Lucian Ban & Mat Maneri, Vortex Jazz Club, London —
Stirring emotions, luxurious textures The duo’s music is steeped in modernist influences, from classical music to jazz
by: Mike Hobart
A wheezy viola scamper announced the evening, swiftly answered by a scatter of low-register piano. Textures thickened, the pulse firmed up, and the duo’s understated entry blossomed into a performance that had the heft and impact of a larger band.
Lucian Ban and Mat Maneri compress folkloric bacchanals, atonal mysteries and the unmistakable cadences of the blues into a singular aesthetic. Pianist Ban grew up in Transylvania, and his percussive full-pedal approach at times conjured forest-dwellers’ revels.

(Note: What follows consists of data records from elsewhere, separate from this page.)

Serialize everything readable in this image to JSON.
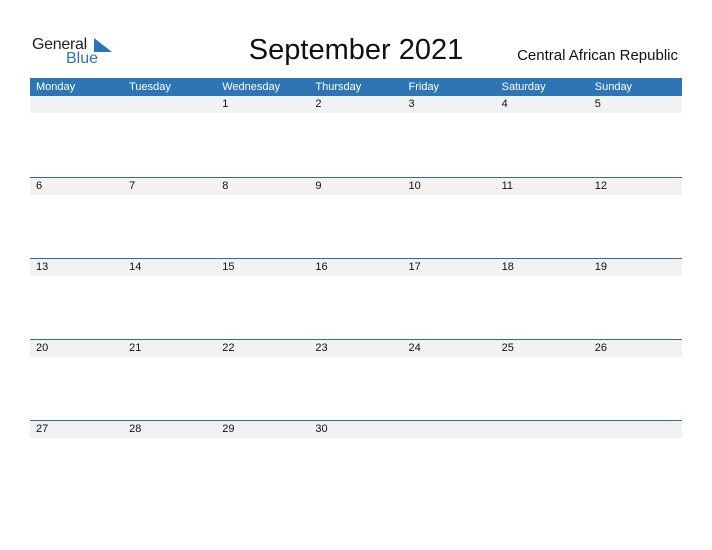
{
  "logo": {
    "part1": "General",
    "part2": "Blue"
  },
  "title": "September 2021",
  "country": "Central African Republic",
  "weekdays": [
    "Monday",
    "Tuesday",
    "Wednesday",
    "Thursday",
    "Friday",
    "Saturday",
    "Sunday"
  ],
  "weeks": [
    [
      "",
      "",
      "1",
      "2",
      "3",
      "4",
      "5"
    ],
    [
      "6",
      "7",
      "8",
      "9",
      "10",
      "11",
      "12"
    ],
    [
      "13",
      "14",
      "15",
      "16",
      "17",
      "18",
      "19"
    ],
    [
      "20",
      "21",
      "22",
      "23",
      "24",
      "25",
      "26"
    ],
    [
      "27",
      "28",
      "29",
      "30",
      "",
      "",
      ""
    ]
  ],
  "colors": {
    "accent": "#2e75b6",
    "strip": "#f2f2f2"
  }
}
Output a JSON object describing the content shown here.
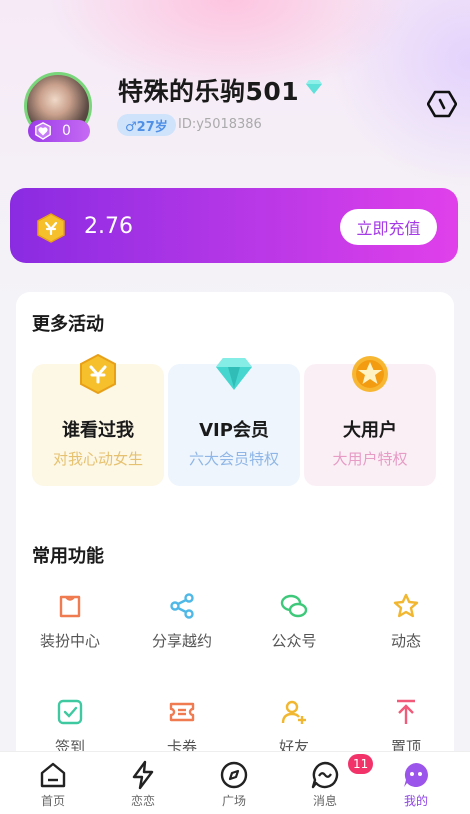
{
  "profile": {
    "nickname": "特殊的乐驹501",
    "badge_count": "0",
    "age_label": "♂27岁",
    "user_id": "ID:y5018386"
  },
  "balance": {
    "amount": "2.76",
    "recharge_label": "立即充值"
  },
  "activities": {
    "title": "更多活动",
    "cards": [
      {
        "title": "谁看过我",
        "subtitle": "对我心动女生",
        "icon": "coin-icon",
        "bg": "#fdf7e6",
        "sub_color": "#e6c270"
      },
      {
        "title": "VIP会员",
        "subtitle": "六大会员特权",
        "icon": "diamond-icon",
        "bg": "#eef5fd",
        "sub_color": "#8fb6e6"
      },
      {
        "title": "大用户",
        "subtitle": "大用户特权",
        "icon": "star-badge-icon",
        "bg": "#fbeff6",
        "sub_color": "#e69cc5"
      }
    ]
  },
  "functions": {
    "title": "常用功能",
    "items": [
      {
        "label": "装扮中心",
        "icon": "shirt-icon",
        "color": "#f07b50"
      },
      {
        "label": "分享越约",
        "icon": "share-icon",
        "color": "#4fb8e6"
      },
      {
        "label": "公众号",
        "icon": "chat-bubbles-icon",
        "color": "#3ec97a"
      },
      {
        "label": "动态",
        "icon": "star-icon",
        "color": "#f2b730"
      },
      {
        "label": "签到",
        "icon": "check-icon",
        "color": "#3ec9a0"
      },
      {
        "label": "卡券",
        "icon": "ticket-icon",
        "color": "#f07b50"
      },
      {
        "label": "好友",
        "icon": "add-user-icon",
        "color": "#f2b730"
      },
      {
        "label": "置顶",
        "icon": "arrow-up-icon",
        "color": "#f25a7a"
      }
    ]
  },
  "nav": {
    "items": [
      {
        "label": "首页",
        "icon": "home-icon"
      },
      {
        "label": "恋恋",
        "icon": "lightning-icon"
      },
      {
        "label": "广场",
        "icon": "compass-icon"
      },
      {
        "label": "消息",
        "icon": "message-icon"
      },
      {
        "label": "我的",
        "icon": "profile-face-icon"
      }
    ],
    "message_badge": "11",
    "active": "我的"
  },
  "colors": {
    "accent_purple": "#a53be6",
    "badge_red": "#f2336a"
  }
}
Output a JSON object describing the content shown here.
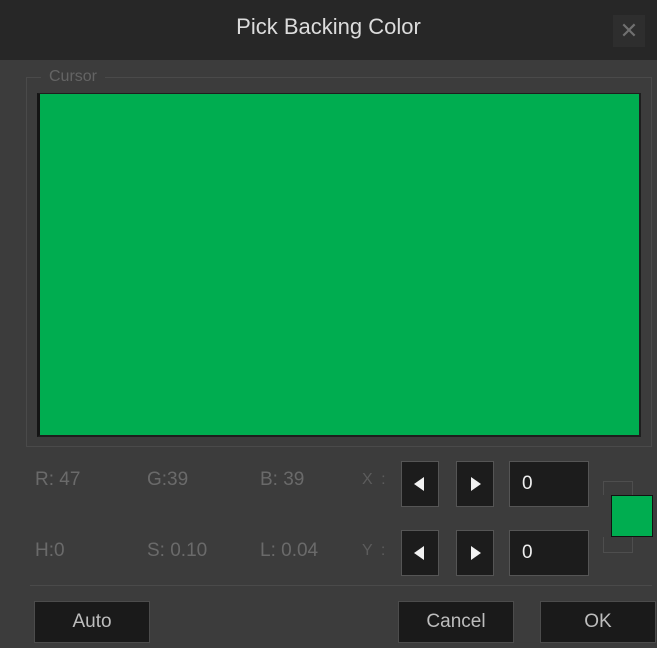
{
  "window": {
    "title": "Pick Backing Color",
    "close_glyph": "✕",
    "close_icon": "close-icon"
  },
  "cursor_group": {
    "label": "Cursor"
  },
  "colors": {
    "picked": "#00ad50",
    "background": "#3c3c3c",
    "titlebar": "#272727"
  },
  "readouts": {
    "r": "R: 47",
    "g": "G:39",
    "b": "B: 39",
    "h": "H:0",
    "s": "S: 0.10",
    "l": "L: 0.04"
  },
  "position": {
    "x_label": "X :",
    "y_label": "Y :",
    "x_value": "0",
    "y_value": "0",
    "decrement_icon": "triangle-left-icon",
    "increment_icon": "triangle-right-icon"
  },
  "buttons": {
    "auto": "Auto",
    "cancel": "Cancel",
    "ok": "OK"
  }
}
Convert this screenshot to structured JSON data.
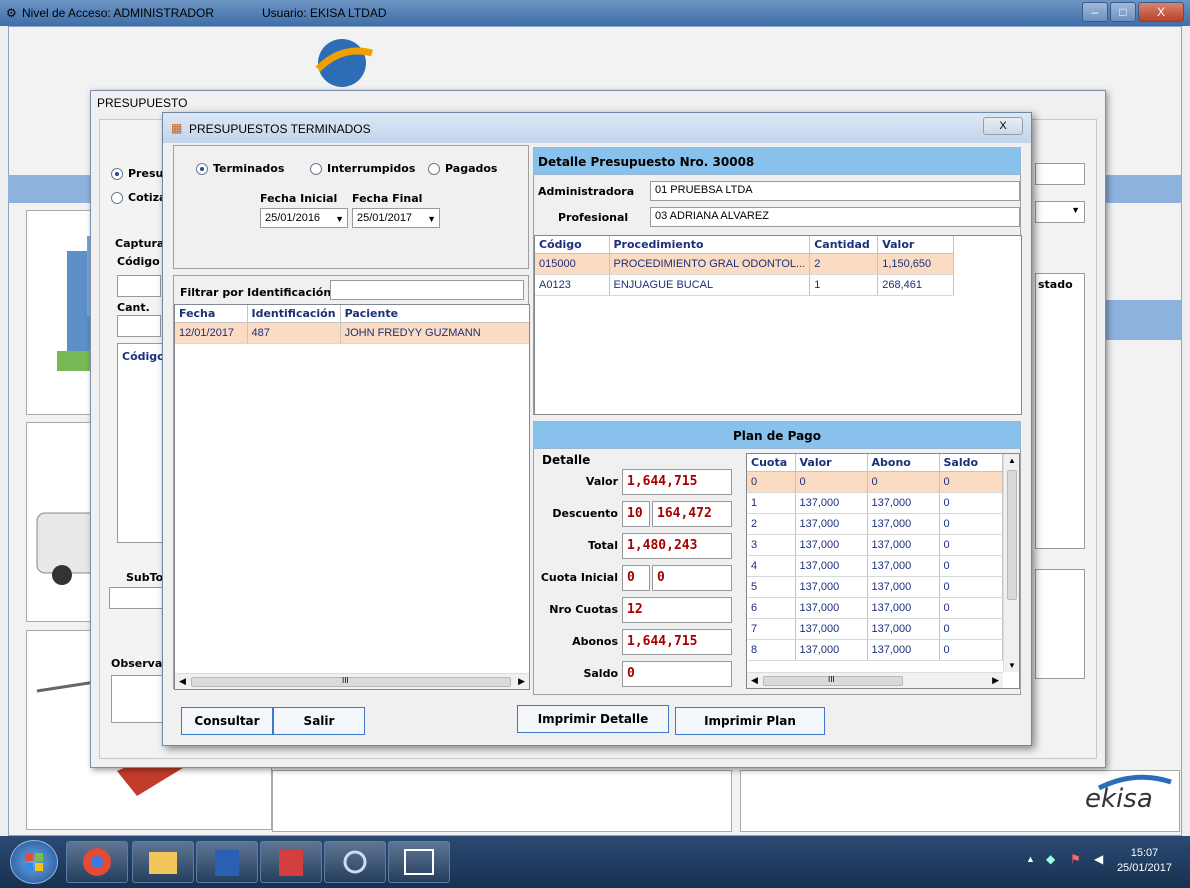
{
  "main_window": {
    "access_level": "Nivel de Acceso: ADMINISTRADOR",
    "user": "Usuario: EKISA LTDAD",
    "min": "–",
    "max": "□",
    "close": "X"
  },
  "logo_text": "ekisa",
  "background": {
    "presupuesto_title": "PRESUPUESTO",
    "radio_presupuesto": "Presu",
    "radio_cotizacion": "Cotiza",
    "captura_label": "Captura",
    "codigo_label": "Código",
    "cant_label": "Cant.",
    "grid_codigo_header": "Código",
    "estado_header": "stado",
    "subtotal_label": "SubTo",
    "observaciones_label": "Observac"
  },
  "dialog": {
    "title": "PRESUPUESTOS TERMINADOS",
    "close": "X",
    "status_options": [
      {
        "label": "Terminados",
        "selected": true
      },
      {
        "label": "Interrumpidos",
        "selected": false
      },
      {
        "label": "Pagados",
        "selected": false
      }
    ],
    "fecha_inicial_label": "Fecha Inicial",
    "fecha_final_label": "Fecha Final",
    "fecha_inicial": "25/01/2016",
    "fecha_final": "25/01/2017",
    "filter_label": "Filtrar por Identificación",
    "filter_value": "",
    "list": {
      "headers": [
        "Fecha",
        "Identificación",
        "Paciente"
      ],
      "rows": [
        [
          "12/01/2017",
          "487",
          "JOHN FREDYY GUZMANN"
        ]
      ]
    },
    "scroll_mark": "III",
    "detail": {
      "title": "Detalle Presupuesto Nro. 30008",
      "administradora_label": "Administradora",
      "administradora_value": "01 PRUEBSA LTDA",
      "profesional_label": "Profesional",
      "profesional_value": "03 ADRIANA ALVAREZ",
      "proc_headers": [
        "Código",
        "Procedimiento",
        "Cantidad",
        "Valor"
      ],
      "proc_rows": [
        [
          "015000",
          "PROCEDIMIENTO GRAL ODONTOL...",
          "2",
          "1,150,650"
        ],
        [
          "A0123",
          "ENJUAGUE BUCAL",
          "1",
          "268,461"
        ]
      ]
    },
    "plan": {
      "title": "Plan de Pago",
      "detalle_label": "Detalle",
      "valor_label": "Valor",
      "valor": "1,644,715",
      "descuento_label": "Descuento",
      "descuento_pct": "10",
      "descuento": "164,472",
      "total_label": "Total",
      "total": "1,480,243",
      "cuota_inicial_label": "Cuota Inicial",
      "cuota_inicial_a": "0",
      "cuota_inicial_b": "0",
      "nro_cuotas_label": "Nro Cuotas",
      "nro_cuotas": "12",
      "abonos_label": "Abonos",
      "abonos": "1,644,715",
      "saldo_label": "Saldo",
      "saldo": "0",
      "cuotas_headers": [
        "Cuota",
        "Valor",
        "Abono",
        "Saldo"
      ],
      "cuotas_rows": [
        [
          "0",
          "0",
          "0",
          "0"
        ],
        [
          "1",
          "137,000",
          "137,000",
          "0"
        ],
        [
          "2",
          "137,000",
          "137,000",
          "0"
        ],
        [
          "3",
          "137,000",
          "137,000",
          "0"
        ],
        [
          "4",
          "137,000",
          "137,000",
          "0"
        ],
        [
          "5",
          "137,000",
          "137,000",
          "0"
        ],
        [
          "6",
          "137,000",
          "137,000",
          "0"
        ],
        [
          "7",
          "137,000",
          "137,000",
          "0"
        ],
        [
          "8",
          "137,000",
          "137,000",
          "0"
        ]
      ]
    },
    "buttons": {
      "consultar": "Consultar",
      "salir": "Salir",
      "imprimir_detalle": "Imprimir Detalle",
      "imprimir_plan": "Imprimir Plan"
    }
  },
  "taskbar": {
    "time": "15:07",
    "date": "25/01/2017"
  },
  "colors": {
    "accent_blue": "#87c1ec",
    "selected_row": "#fbdcc2",
    "value_red": "#a40000",
    "header_text": "#1b2f7a"
  }
}
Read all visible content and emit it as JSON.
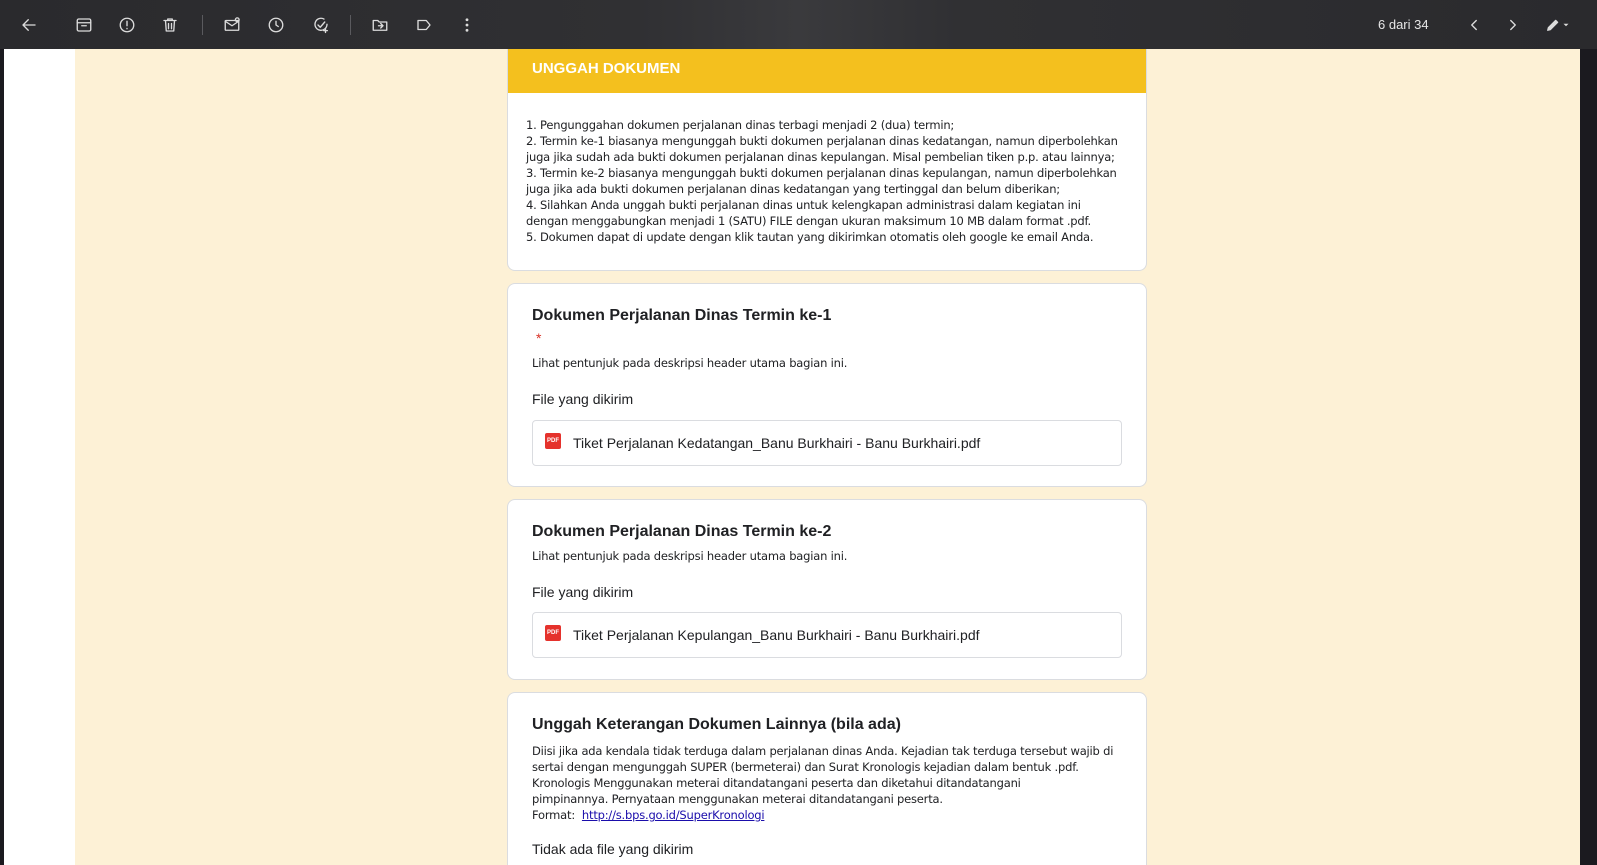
{
  "toolbar": {
    "pager": "6 dari 34"
  },
  "header": {
    "title": "UNGGAH DOKUMEN",
    "description": "1. Pengunggahan dokumen perjalanan dinas terbagi menjadi 2 (dua) termin;\n2. Termin ke-1 biasanya mengunggah bukti dokumen perjalanan dinas kedatangan, namun diperbolehkan\njuga jika sudah ada bukti dokumen perjalanan dinas kepulangan. Misal pembelian tiken p.p. atau lainnya;\n3. Termin ke-2 biasanya mengunggah bukti dokumen perjalanan dinas kepulangan, namun diperbolehkan\njuga jika ada bukti dokumen perjalanan dinas kedatangan yang tertinggal dan belum diberikan;\n4. Silahkan Anda unggah bukti perjalanan dinas untuk kelengkapan administrasi dalam kegiatan ini\ndengan menggabungkan menjadi 1 (SATU) FILE dengan ukuran maksimum 10 MB dalam format .pdf.\n5. Dokumen dapat di update dengan klik tautan yang dikirimkan  otomatis oleh google ke email Anda."
  },
  "q1": {
    "title": "Dokumen Perjalanan Dinas Termin ke-1",
    "required_mark": "*",
    "description": "Lihat pentunjuk pada deskripsi header utama bagian ini.",
    "file_label": "File yang dikirim",
    "file_icon": "PDF",
    "file_name": "Tiket Perjalanan Kedatangan_Banu Burkhairi - Banu Burkhairi.pdf"
  },
  "q2": {
    "title": "Dokumen Perjalanan Dinas Termin ke-2",
    "description": "Lihat pentunjuk pada deskripsi header utama bagian ini.",
    "file_label": "File yang dikirim",
    "file_icon": "PDF",
    "file_name": "Tiket Perjalanan Kepulangan_Banu Burkhairi - Banu Burkhairi.pdf"
  },
  "q3": {
    "title": "Unggah Keterangan Dokumen Lainnya (bila ada)",
    "description_lines": [
      "Diisi jika ada kendala tidak terduga dalam perjalanan dinas Anda. Kejadian tak terduga tersebut wajib di",
      "sertai dengan mengunggah SUPER (bermeterai) dan Surat Kronologis kejadian dalam bentuk  .pdf.",
      "Kronologis Menggunakan meterai ditandatangani peserta dan diketahui ditandatangani",
      "pimpinannya. Pernyataan menggunakan meterai ditandatangani peserta."
    ],
    "format_label": "Format:",
    "format_link": "http://s.bps.go.id/SuperKronologi",
    "no_file": "Tidak ada file yang dikirim"
  },
  "colors": {
    "accent": "#f4c01e",
    "cream": "#fdf1d6",
    "pdf_red": "#e5322c"
  }
}
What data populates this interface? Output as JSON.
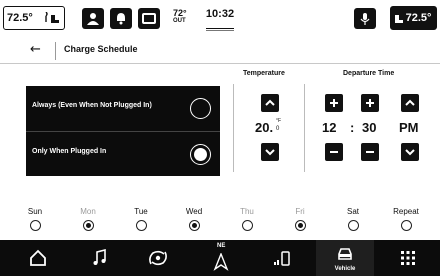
{
  "status_bar": {
    "left_temp": "72.5°",
    "outside_temp": "72°",
    "outside_label": "OUT",
    "time": "10:32",
    "right_temp": "72.5°"
  },
  "header": {
    "back_label": "←",
    "title": "Charge Schedule"
  },
  "options": [
    {
      "label": "Always (Even When Not Plugged In)",
      "selected": false
    },
    {
      "label": "Only When Plugged In",
      "selected": true
    }
  ],
  "temperature": {
    "title": "Temperature",
    "value": "20.",
    "decimal": "0",
    "unit": "°F"
  },
  "departure": {
    "title": "Departure Time",
    "hour": "12",
    "separator": ":",
    "minute": "30",
    "period": "PM"
  },
  "days": [
    {
      "label": "Sun",
      "selected": false,
      "muted": false
    },
    {
      "label": "Mon",
      "selected": true,
      "muted": true
    },
    {
      "label": "Tue",
      "selected": false,
      "muted": false
    },
    {
      "label": "Wed",
      "selected": true,
      "muted": false
    },
    {
      "label": "Thu",
      "selected": false,
      "muted": true
    },
    {
      "label": "Fri",
      "selected": true,
      "muted": true
    },
    {
      "label": "Sat",
      "selected": false,
      "muted": false
    },
    {
      "label": "Repeat",
      "selected": false,
      "muted": false
    }
  ],
  "nav": {
    "compass_label": "NE",
    "vehicle_label": "Vehicle"
  },
  "icons": {
    "status": [
      "seat-heat-icon",
      "person-icon",
      "bell-icon",
      "screen-off-icon",
      "microphone-icon",
      "seat-heat-right-icon"
    ],
    "nav": [
      "home-icon",
      "music-icon",
      "climate-fan-icon",
      "compass-icon",
      "phone-signal-icon",
      "car-icon",
      "apps-grid-icon"
    ]
  }
}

But this is only one component of a compositional palette that is steeped in modernist influences, from classical music to jazz.
Maneri, here playing amplified viola, complements this approach with sweeping lines and plangent melodies, richly voiced chords and subtle plunks. In this performance, the last date of a European tour, their close phrasing, complementary tones and rapport produced stirring emotions as well as luxurious textures.
The performance began with two new pieces, “Black Salt”, a homage to the blues with a delicately decorated theme, and “Transylvanian Dance”, which lived up to its title and tore at the heart. A cover of drummer Paul Motian’s sedate and sombre “Fantasm” followed, its sparse abstract lines developed into a dense, closely argued duet. George Enescu’s “Prelude 1 for Orchestral Suite” evoked optimism and doubt with a lovely tune, rippling piano arpeggios and ebb-and-flow improv.
The evening’s highlight was a cover of Sun Ra’s “A Call for All Demons”. The piece began as a whimsical ballad, but soon Maneri was playing plaintive minor-key lines and slurred country blues, fizzing, fleet-fingered abstractions and aggressive harmonised stabs. And all the while, Ban’s two-note motif maintained a steady militaristic pulse. The finale, “Monastery”, referenced the duo’s Transylvania Concert album. The dancey fusion theme had a modal bridge and, delivered at full force, was equally up to snuff.
The evening’s second half presented reeds, drums and keyboards trio Deep Ford. Their well-worked minimalism offered floaty unison lines over chattering percussion and an emphasis on silence and space. But moods varied, and with pianist Benoît Delbecq and drummer Sylvain Darrifourcq adding electronics to saxophonist Robin Fincker’s sprays of notes and stabs, the set never failed to grip. The highlight was “Tranquil”, a furore of fractured drum breaks that was anything but.